Disney’s Wreck-It Ralph is not only the best animated film of last year—egregiously overlooked by an Academy who handed the Oscar to Brave—but it might also be the best unintentional political allegory the studio ever made.

To celebrate its release this week on DVD and Blu-ray, let us examine the symbolic nature of this tale about an obese, pugnacious man who temporarily joins forces with the opposing side to win a very important race. Behold the first accidental biopic about New Jersey Governor Chris Christie!

The 643-pound villain-turned-hero of this fantasy is far from perfect. He admits to having a mighty temper, allowing his passions often to bubble very near the surface. He lives in a garbage dump with a view of glamorous penthouses, which he calls “a lonely cesspit of despair on the outskirts of humanity.” (Have more poetic words about the Garden State ever been uttered?)

The other players in Ralph’s game, the Nicelanders, host lavish parties and don’t invite him. He feels left out. He doesn’t want to be the bad guy any longer, but as a cyborg tells him at a “Bad-Anon” meeting, “you can’t mess with the program.” Ralph ignores this advice and decides that he must go “turbo” and travel between games with his nemesis, the hugely popular hero Fix-It Felix, in order to prevent catastrophic damage and the collapse of their entire world.

Set in the world of video games, this fantasy honors bipartisanship in an age where politicians repeatedly play the blame game and threaten a monthly government shutdown. When Ralph stormed into theaters on November 2, the country was still assessing the magnitude of Hurricane Sandy’s massive destruction and 3.5 million residents in the Northeast were still waiting for their power to be restored. With four days until the presidential election, Mitt Romney and President Obama were locked in a neck and neck tie in the polls. Christie and Obama toured the wreckage together, side by side, exchanging embraces and words of mutual praise. Many saw their bromance as the “game over” defining moment of the campaign, allowing Obama to safely secure re-election.

Now Christie’s paying for that glitch in his programming. He won’t be joining the festivities next week at this year’s Conservative Political Action Conference (CPAC), where zombies will gather at the Gaylord National Resort Hotel in National Harbor, Maryland. Like Ralph, he wasn’t invited.
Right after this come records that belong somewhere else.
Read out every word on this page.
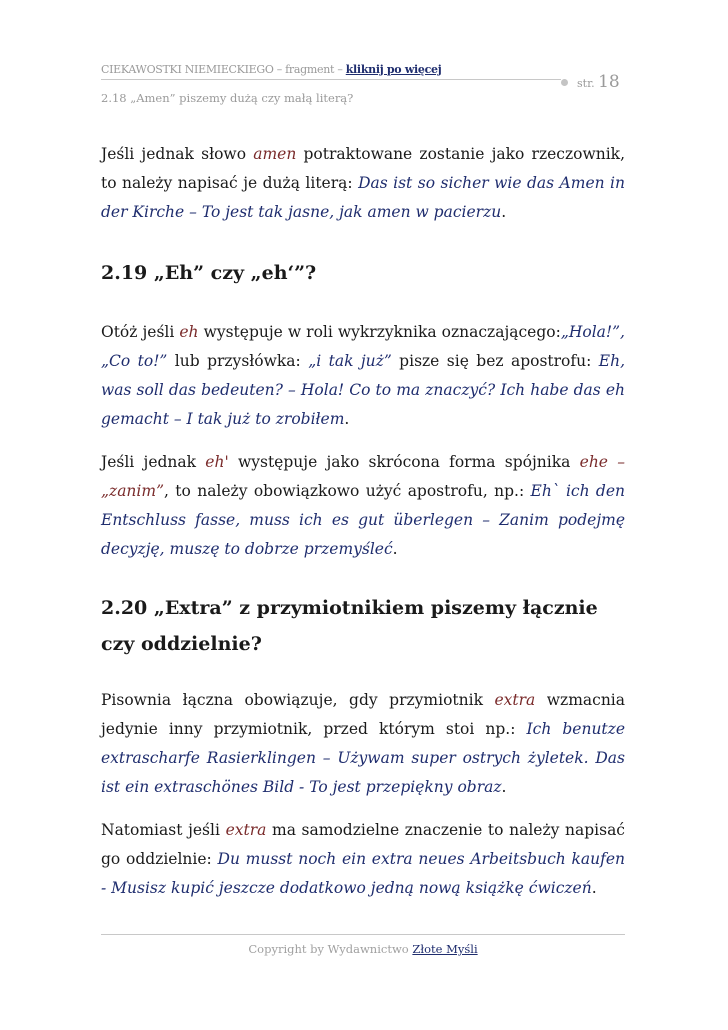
CIEKAWOSTKI NIEMIECKIEGO – fragment – kliknij po więcej
str. 18
2.18 „Amen” piszemy dużą czy małą literą?

Jeśli jednak słowo amen potraktowane zostanie jako rzeczownik, to należy napisać je dużą literą: Das ist so sicher wie das Amen in der Kirche – To jest tak jasne, jak amen w pacierzu.

2.19 „Eh” czy „eh‘”?

Otóż jeśli eh występuje w roli wykrzyknika oznaczającego:„Hola!”, „Co to!” lub przysłówka: „i tak już” pisze się bez apostrofu: Eh, was soll das bedeuten? – Hola! Co to ma znaczyć? Ich habe das eh gemacht – I tak już to zrobiłem.

Jeśli jednak eh' występuje jako skrócona forma spójnika ehe – „zanim”, to należy obowiązkowo użyć apostrofu, np.: Eh` ich den Entschluss fasse, muss ich es gut überlegen – Zanim podejmę decyzję, muszę to dobrze przemyśleć.

2.20 „Extra” z przymiotnikiem piszemy łącznie czy oddzielnie?

Pisownia łączna obowiązuje, gdy przymiotnik extra wzmacnia jedynie inny przymiotnik, przed którym stoi np.: Ich benutze extrascharfe Rasierklingen – Używam super ostrych żyletek. Das ist ein extraschönes Bild - To jest przepiękny obraz.

Natomiast jeśli extra ma samodzielne znaczenie to należy napisać go oddzielnie: Du musst noch ein extra neues Arbeitsbuch kaufen - Musisz kupić jeszcze dodatkowo jedną nową książkę ćwiczeń.

Copyright by Wydawnictwo Złote Myśli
Due to his moderate views on gun control and global warming, Christie will be missing an opportunity to speak alongside such up-and-coming superstars as Sarah Palin, Mitt Romney, Rick Perry, Rick Santorum and Donald Trump.

Is Christie a man without a game or has he simply invented an entirely new set of rules? Can he rewrite the code of his party from the inside or will he have to “go turbo” if he wants to be a viable presidential candidate and run as an Independent in 2016?

This week, Christie is sounding a lot more like Fix-It Felix than his nemesis. On Monday at a press conference, when he was asked for his thoughts about the sequester, he shot back, “I don’t understand why they haven’t fixed it already. Seems to me it should be pretty easy to fix. Real leadership would get this fixed. Get everybody in a room and you fix it, and you don’t let them leave until you fix it…Fix it.”

On Tuesday, Jeb Bush, another potential 2016 candidate, declared on MSNBC’s Morning Joe that he “love[s] the guy.” Add to that endorsement a recent Quinnipiac poll, which gives Christie a remarkable 74% approval rating, his highest yet.

That’s a lot of firepower for a Republican governor from a blue state, but is it enough to take down his likely Democratic challenger Hillary Clinton? Or, will it be the Oscars all over again, with the heavy wrecker losing the medal to the strong, brave gal?